- The fabric must be perfectly still. Especially on knits & any fabric with 'give', I start with an iron-on tear away stabilizer, I apply this directly to the back of the item I am stitching. Why? Because that way the threads of the item have something to grip to, & you have just greatly reduced the likelihood of the item shifting. After stitching the design, carefully tear off any excess stabilizer.
- Now you need stabilizer in the hoop. You can hoop together the stabilizer + the item to be stitched. Or, hoop only stabilizer then use some spray adhesive to adhere the item directly to the stabilizer in the hoop. That's my preferred method, you do what suits you. I hoop cut-away medium weight stabilizer. I am a cheapskate & have tried numerous cheap stabilizers. Don't waste your time or money, buy a good medium weight cut-away as an all-around stabilizer.

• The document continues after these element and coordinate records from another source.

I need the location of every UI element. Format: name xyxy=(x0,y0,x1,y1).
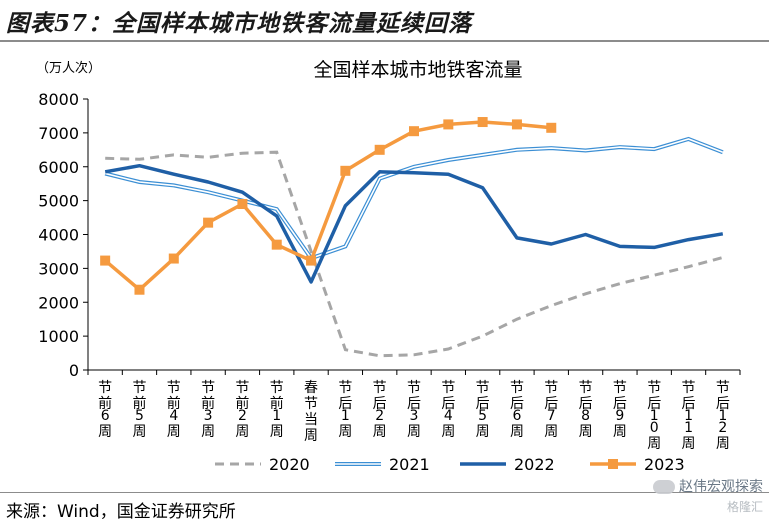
x-tick-label: 节前 3 周 xyxy=(201,380,215,440)
footer-divider xyxy=(0,492,769,493)
series-2023-point xyxy=(134,284,145,295)
series-2023-point xyxy=(271,239,282,250)
y-tick-label: 6000 xyxy=(38,158,79,177)
x-tick-label: 节前 1 周 xyxy=(270,380,284,440)
x-tick-label: 节后 7 周 xyxy=(544,380,558,440)
series-layer xyxy=(100,117,724,358)
x-tick-label: 节后 1 1 周 xyxy=(682,380,696,452)
chart-canvas: 全国样本城市地铁客流量 （万人次） 0 1000 2000 3000 4000 5000 6… xyxy=(36,59,741,474)
watermark: 赵伟宏观探索 格隆汇 xyxy=(653,476,763,515)
legend-2020-label: 2020 xyxy=(269,455,310,474)
chart-title: 全国样本城市地铁客流量 xyxy=(313,59,522,81)
x-tick-label: 节后 9 周 xyxy=(613,380,627,440)
legend-2023-swatch-marker xyxy=(608,459,618,469)
x-tick-label: 节后 5 周 xyxy=(476,380,490,440)
watermark-sub: 格隆汇 xyxy=(726,500,763,514)
y-tick-label: 7000 xyxy=(38,124,79,143)
x-tick-label: 节前 4 周 xyxy=(167,380,181,440)
series-2023-point xyxy=(477,117,488,128)
series-2023-point xyxy=(100,255,111,266)
series-2023-point xyxy=(409,126,419,137)
y-tick-label: 2000 xyxy=(38,293,79,312)
y-tick-label: 8000 xyxy=(38,90,79,109)
x-tick-label: 节后 8 周 xyxy=(579,380,593,440)
series-2023-point xyxy=(374,144,385,155)
x-tick-label: 节后 2 周 xyxy=(373,380,387,440)
series-2023-point xyxy=(546,122,557,133)
figure-title: 图表57：全国样本城市地铁客流量延续回落 xyxy=(6,10,473,37)
x-tick-label: 节后 1 周 xyxy=(338,380,352,440)
series-2021-line-inner xyxy=(105,138,724,260)
series-2023-point xyxy=(511,119,522,130)
y-tick-label: 0 xyxy=(69,361,79,380)
y-unit-label: （万人次） xyxy=(36,60,101,76)
y-tick-label: 4000 xyxy=(38,226,79,245)
series-2023-point xyxy=(237,199,248,210)
legend-2021-label: 2021 xyxy=(389,455,430,474)
wechat-icon xyxy=(653,480,675,494)
series-2023-point xyxy=(306,255,317,266)
y-tick-label: 5000 xyxy=(38,192,79,211)
legend-2022-label: 2022 xyxy=(514,455,555,474)
x-tick-label: 节后 1 2 周 xyxy=(716,380,730,452)
x-tick-label: 春节当周 xyxy=(304,380,318,444)
y-tick-label: 1000 xyxy=(38,327,79,346)
x-tick-label: 节后 1 0 周 xyxy=(647,380,661,452)
series-2023-point xyxy=(168,253,179,264)
series-2023-point xyxy=(340,165,351,176)
x-tick-label: 节后 3 周 xyxy=(407,380,421,440)
series-2022-line xyxy=(104,163,724,284)
x-tick-label: 节前 5 周 xyxy=(132,380,146,440)
series-2023-point xyxy=(203,217,214,228)
series-2023-point xyxy=(443,119,454,130)
x-tick-label: 节后 4 周 xyxy=(441,380,455,440)
y-tick-label: 3000 xyxy=(38,259,79,278)
source-note: 来源：Wind，国金证券研究所 xyxy=(6,502,236,522)
series-2023-line xyxy=(104,120,552,292)
legend-2023-label: 2023 xyxy=(644,455,685,474)
watermark-text: 赵伟宏观探索 xyxy=(679,479,763,495)
title-divider xyxy=(0,40,769,42)
legend: 2020 2021 2022 2023 xyxy=(215,455,685,474)
x-tick-label: 节后 6 周 xyxy=(510,380,524,440)
x-tick-label: 节前 2 周 xyxy=(235,380,249,440)
series-2020-line xyxy=(105,150,724,358)
axes: 0 1000 2000 3000 4000 5000 6000 7000 8000 节前 6 周 节前 5… xyxy=(38,90,741,452)
x-tick-label: 节前 6 周 xyxy=(98,380,112,440)
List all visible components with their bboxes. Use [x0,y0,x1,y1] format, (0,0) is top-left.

- You must use embroidery thread on top, & specific bobbin thread in the bobbin. Stitching with regular sewing thread will not work, nor will using regular weight thread in the bobbin. Embroidery bobbin thread is finer than regular thread, it will make it possible to stitch small details, outlines, etc correctly.
- Make sure the stitch tension on your machine is adequately set. Since every machine is different, I leave it to you to research your machine & the specific settings. If the tension is off, you will see spaces.
I almost always use a lightweight iron-on interfacing (a sewing product) on the back of the appliqué fabric, it makes it more stable, less likely to bunch & shrink after washing, also keeps the edges neater when you cut it. Once in a while I use a heavier fabric that doesn't need anything on the back, like corduroy or burlap. Also, you can use an iron-on stabilizer (an embroidery product) on the back of the shirt you're embroidering on, it also helps stabilize the entire design.
- hoop stabilizer with what you're stitching on, as I said above: You can hoop together the stabilizer + the item to be stitched. Or, hoop only stabilizer then use some spray adhesive to adhere the item directly to the stabilizer in the hoop. That's my preferred method, you do what suits you.
- If making a patch then hoop only a medium weight stabilizer
- stitch the Placement round (bright green in my designs)
- place the prepared fabric over the Placement stitching, make sure there's enough fabric to extend past stitching, a little spray adhesive can help hold it in place
- stitch the Tackdown round, which is a small straight stitch forwards then backwards around the perimeter
- remove the hoop from the machine - do NOT remove the fabric from the hoop! Carefully clip close to the stitching. How close? Not close enough to let the fabric pull away from the tackdown stitches, but close enough to let the satin stitches cover the edge.
- put hoop back on machine, stitch the satin Edge round
- stitch any remaining rounds
I love making masks! My kids had them for dress up & make believe. And oh yeah for Halloween too! I do use a satin edge for my mask, even with the wonderful sparkle vinyls I prefer it. With the satin edge, it leaves so many fabric options open, not just vinyl or felt that won't fray. For woven fabrics like cotton, I apply an iron-on interfacing on the back before stitching, it makes a better weight mask.
- I hoop a medium weight stabilizer, not the fabric.
- Stitch the first color, shows placement of the mask.
- Put your fabric on the hoop, covering the placement stitches, use a little spray adhesive to hold it on.
- Stitch the tackdown, remove the hoop from the machine. Don't remove the fabric from the hoop.
- Clip the outside of the mask close to the stitching. Inside the eye sections: Clip only the fabric, don't clip the stabilizer.
- Continue stitching. When finished carefully cut away the stabilizer from the outside of the mask, & from inside the eye sections. Stitch on some elastic, ribbon, or yarn & you are set to go.
- Question: Why don't your masks include placement & stitching for elastic or ribbon to tie the masks on?
- Answer: My early masks did include this, but my test stitchers didn't like it. The most common reason given was the placement is a little different depending on the size of the child wearing the mask. What seemed to work well on my elementary age kids didn't work so well on little toddlers. So that's why I stopped putting placement & stitching for elastic or ribbon on the masks. You get to choose exactly where to place the elastic, ribbon, or yarn to make your child's mask fit well.